Young People’s Career Development and Wellbeing - Elizabeth Knight & Belgin Okay-Somerville

Young People’s Career Development and Wellbeing

By Elizabeth Knight & Belgin Okay-Somerville

  • Release Date: 2024-10-22
  • Genre: Education

Description

This book explores how career development experiences during education are relevant for wellbeing in youth career transitions from an interdisciplinary lens, using longitudinal data from different national educational contexts. Seven empirical chapters culminate in a conceptual model and recommendations for careers and wellbeing-oriented prevention and intervention programs to assist young people as they transition into the world of work.

Following a foreword by Professor Stephen Lamb (the Springer International Study of City Youth series editor) and introduction by the editors, the book consists of empirical chapters based in six national and educational contexts, focusing specifically on schooling, higher education and transitions between compulsory schooling and young adulthood.

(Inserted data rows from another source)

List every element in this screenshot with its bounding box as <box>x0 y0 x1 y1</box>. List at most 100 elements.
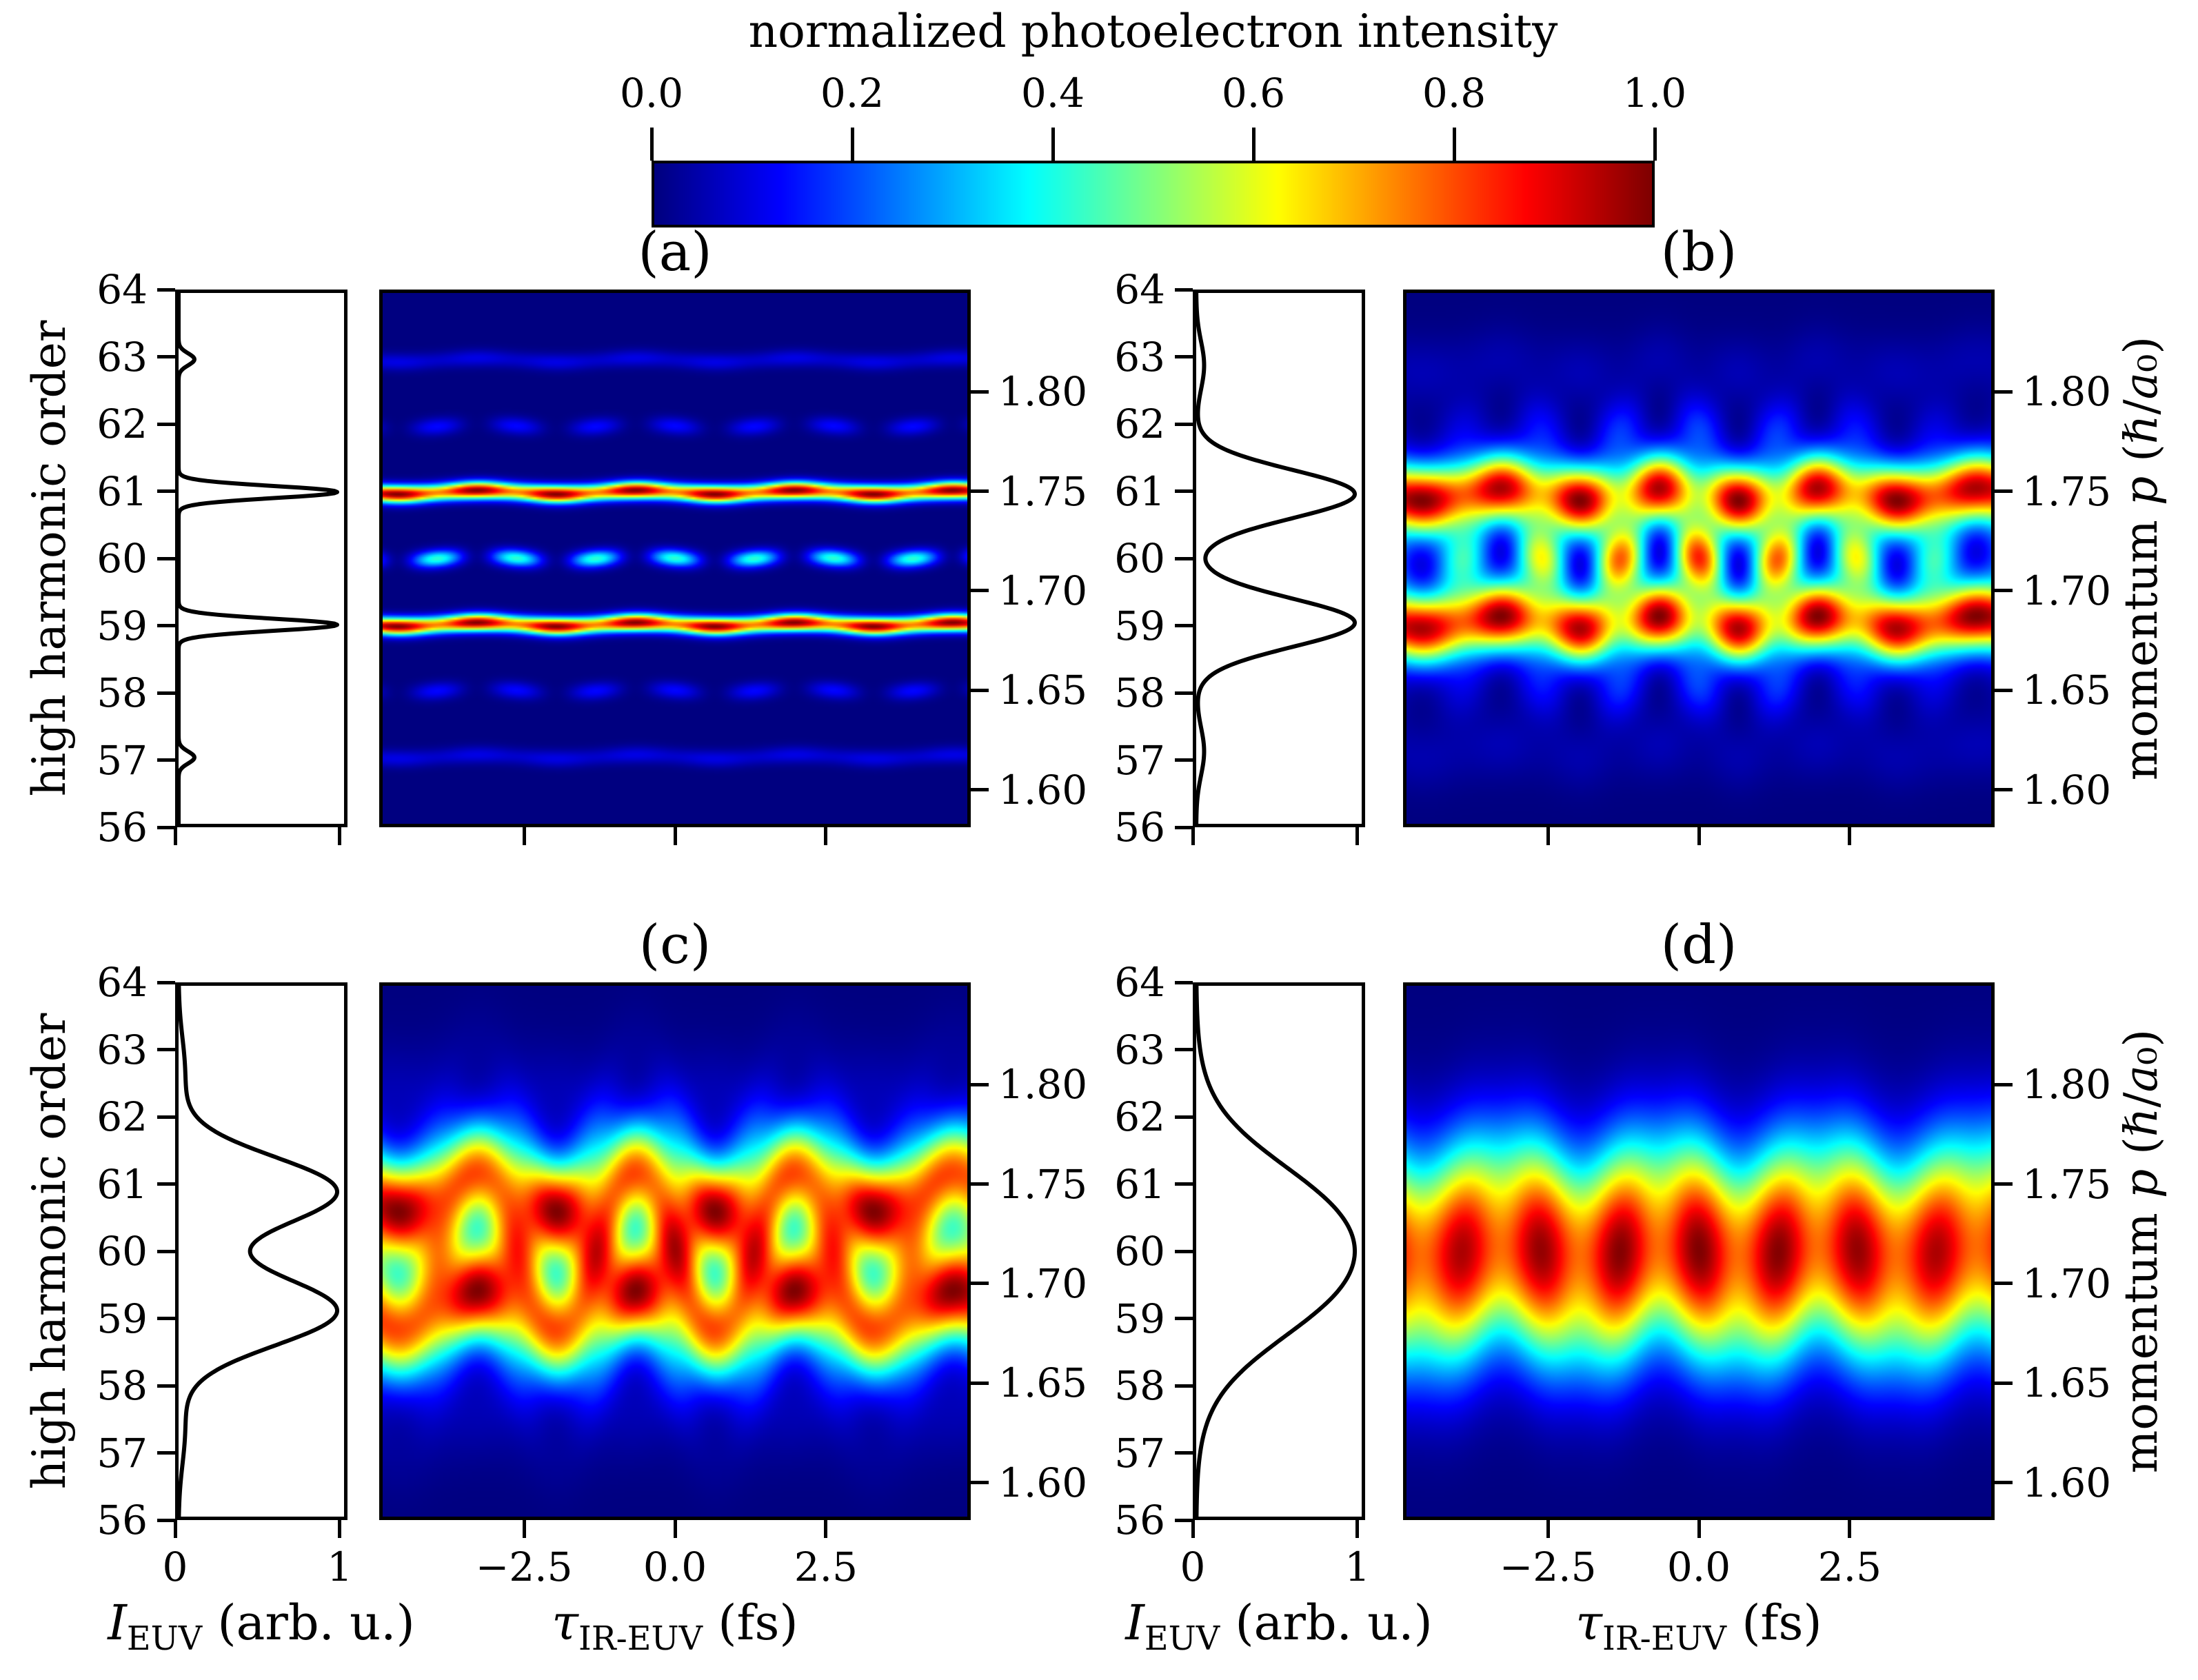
harmonic-tick-mark <box>157 489 175 493</box>
momentum-tick-mark <box>971 589 989 593</box>
momentum-tick-label: 1.60 <box>998 766 1088 813</box>
harmonic-tick-label: 58 <box>97 1362 148 1409</box>
momentum-tick-label: 1.70 <box>2022 567 2112 614</box>
momentum-tick-label: 1.75 <box>2022 467 2112 515</box>
momentum-tick-mark <box>1995 1182 2013 1186</box>
momentum-tick-label: 1.65 <box>2022 667 2112 714</box>
harmonic-tick-mark <box>157 758 175 762</box>
spectrum-x-tick-label: 1 <box>327 1544 353 1590</box>
harmonic-tick-mark <box>1175 1317 1193 1320</box>
harmonic-tick-label: 57 <box>97 736 148 784</box>
momentum-tick-mark <box>971 1282 989 1286</box>
harmonic-tick-mark <box>157 1384 175 1388</box>
harmonic-tick-label: 61 <box>1114 467 1165 515</box>
panel-a-spectrum-curve <box>179 293 339 824</box>
momentum-tick-mark <box>971 389 989 394</box>
panel-b-spectrum-curve <box>1196 293 1357 824</box>
panel-d-heatmap <box>1403 982 1995 1520</box>
momentum-tick-label: 1.70 <box>998 567 1088 614</box>
harmonic-tick-mark <box>1175 1518 1193 1522</box>
delay-tick-label: 0.0 <box>1666 1544 1731 1590</box>
spectrum-x-tick-mark <box>1355 1520 1360 1538</box>
harmonic-tick-mark <box>1175 691 1193 695</box>
delay-tick-mark <box>824 827 828 845</box>
ieuv-label-sub: EUV <box>126 1620 203 1658</box>
harmonic-tick-label: 62 <box>1114 1093 1165 1140</box>
momentum-tick-label: 1.80 <box>998 1061 1088 1109</box>
harmonic-tick-label: 59 <box>1114 602 1165 649</box>
spectrum-x-tick-mark <box>173 827 177 845</box>
momentum-label-text: momentum <box>2115 1198 2168 1474</box>
harmonic-tick-mark <box>157 1048 175 1051</box>
momentum-tick-mark <box>971 1381 989 1385</box>
harmonic-tick-mark <box>1175 1048 1193 1051</box>
tau-label-sub: IR-EUV <box>578 1620 703 1658</box>
delay-tick-mark <box>1546 827 1550 845</box>
harmonic-tick-label: 61 <box>97 467 148 515</box>
momentum-tick-mark <box>1995 1082 2013 1086</box>
tau-label-tau: τ <box>1575 1595 1603 1651</box>
harmonic-tick-mark <box>157 980 175 984</box>
panel-c-spectrum-plot <box>175 982 347 1520</box>
panel-d-spectrum-plot <box>1193 982 1365 1520</box>
spectrum-x-tick-mark <box>1191 827 1195 845</box>
spectrum-x-tick-label: 0 <box>1180 1544 1206 1590</box>
colorbar-tick-label: 0.4 <box>1020 70 1085 117</box>
panel-c-heatmap-canvas <box>383 986 967 1517</box>
tau-label-tau: τ <box>552 1595 579 1651</box>
delay-tick-mark <box>673 827 677 845</box>
momentum-tick-mark <box>971 788 989 792</box>
momentum-axis-label-row2: momentum p (ℏ/a₀) <box>2113 982 2170 1520</box>
spectrum-xlabel-left: IEUV (arb. u.) <box>20 1594 503 1668</box>
momentum-tick-mark <box>971 1082 989 1086</box>
harmonic-tick-label: 57 <box>97 1429 148 1477</box>
harmonic-tick-label: 60 <box>1114 1228 1165 1275</box>
harmonic-tick-mark <box>1175 489 1193 493</box>
harmonic-tick-label: 56 <box>1114 804 1165 851</box>
harmonic-tick-label: 61 <box>97 1160 148 1208</box>
momentum-tick-label: 1.75 <box>998 467 1088 515</box>
spectrum-x-tick-mark <box>1191 1520 1195 1538</box>
harmonic-tick-mark <box>157 691 175 695</box>
harmonic-tick-label: 56 <box>97 804 148 851</box>
ieuv-label-I: I <box>108 1595 127 1651</box>
momentum-axis-label-row1: momentum p (ℏ/a₀) <box>2113 290 2170 827</box>
colorbar-canvas <box>654 163 1652 225</box>
panel-a-spectrum-plot <box>175 290 347 827</box>
harmonic-tick-label: 59 <box>97 602 148 649</box>
panel-d-spectrum-curve <box>1196 986 1357 1517</box>
panel-c-spectrum-curve <box>179 986 339 1517</box>
momentum-label-sub0: ₀) <box>2115 1029 2168 1066</box>
delay-tick-mark <box>1697 1520 1701 1538</box>
harmonic-tick-mark <box>157 825 175 829</box>
momentum-tick-label: 1.65 <box>2022 1359 2112 1407</box>
momentum-tick-label: 1.60 <box>998 1459 1088 1506</box>
colorbar-tick-mark <box>1051 128 1055 161</box>
delay-xlabel-left: τIR-EUV (fs) <box>434 1594 916 1668</box>
panel-b-heatmap <box>1403 290 1995 827</box>
ieuv-label-units: (arb. u.) <box>202 1595 415 1651</box>
momentum-tick-mark <box>1995 788 2013 792</box>
harmonic-tick-label: 58 <box>1114 1362 1165 1409</box>
panel-d-label: (d) <box>1660 914 1737 976</box>
momentum-tick-mark <box>1995 688 2013 692</box>
momentum-tick-label: 1.60 <box>2022 766 2112 813</box>
delay-tick-label: 2.5 <box>1817 1544 1882 1590</box>
harmonic-tick-mark <box>1175 287 1193 292</box>
delay-tick-label: 0.0 <box>643 1544 707 1590</box>
harmonic-tick-label: 62 <box>97 401 148 447</box>
momentum-tick-mark <box>1995 1481 2013 1485</box>
panel-a-heatmap-canvas <box>383 293 967 824</box>
ieuv-label-I: I <box>1125 1595 1145 1651</box>
colorbar-tick-label: 0.0 <box>619 70 684 117</box>
delay-tick-mark <box>522 1520 526 1538</box>
momentum-tick-label: 1.80 <box>2022 1061 2112 1109</box>
harmonic-tick-label: 64 <box>1114 266 1165 313</box>
delay-tick-mark <box>1697 827 1701 845</box>
ieuv-label-units: (arb. u.) <box>1220 1595 1433 1651</box>
colorbar-gradient-bar <box>652 161 1655 227</box>
momentum-tick-mark <box>971 1481 989 1485</box>
harmonic-tick-label: 60 <box>1114 535 1165 582</box>
harmonic-tick-mark <box>1175 825 1193 829</box>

Each national context chapter generates insights based on a longitudinal cohort study with at least two data points concerning information on young people’s career development and wellbeing. The empirical chapters are followed by discussion and conclusion chapters by the editors. The editors reflect on the evidence generated in this book and question what we know about the relevance of career development experiences on young people’s wellbeing during education-to-work transitions. Implications of these empirical findings on career interventions and policy making across the educational systems are discussed. 

The contributions in this book show that career development experiences while in education matters, not only for employment outcomes, but also for our subjective wellbeing in early careers. Key conclusions point towards a need for theoretically integrating: (i) the sensemaking role of time; (ii) resource-based approaches to careers; as well as (iii) the efficacy of career development experiences to overcome structural inequalities. Methodologically, this book shows the value of nationally representative longitudinal datasets that focus on young people’s educational and labour market experiences.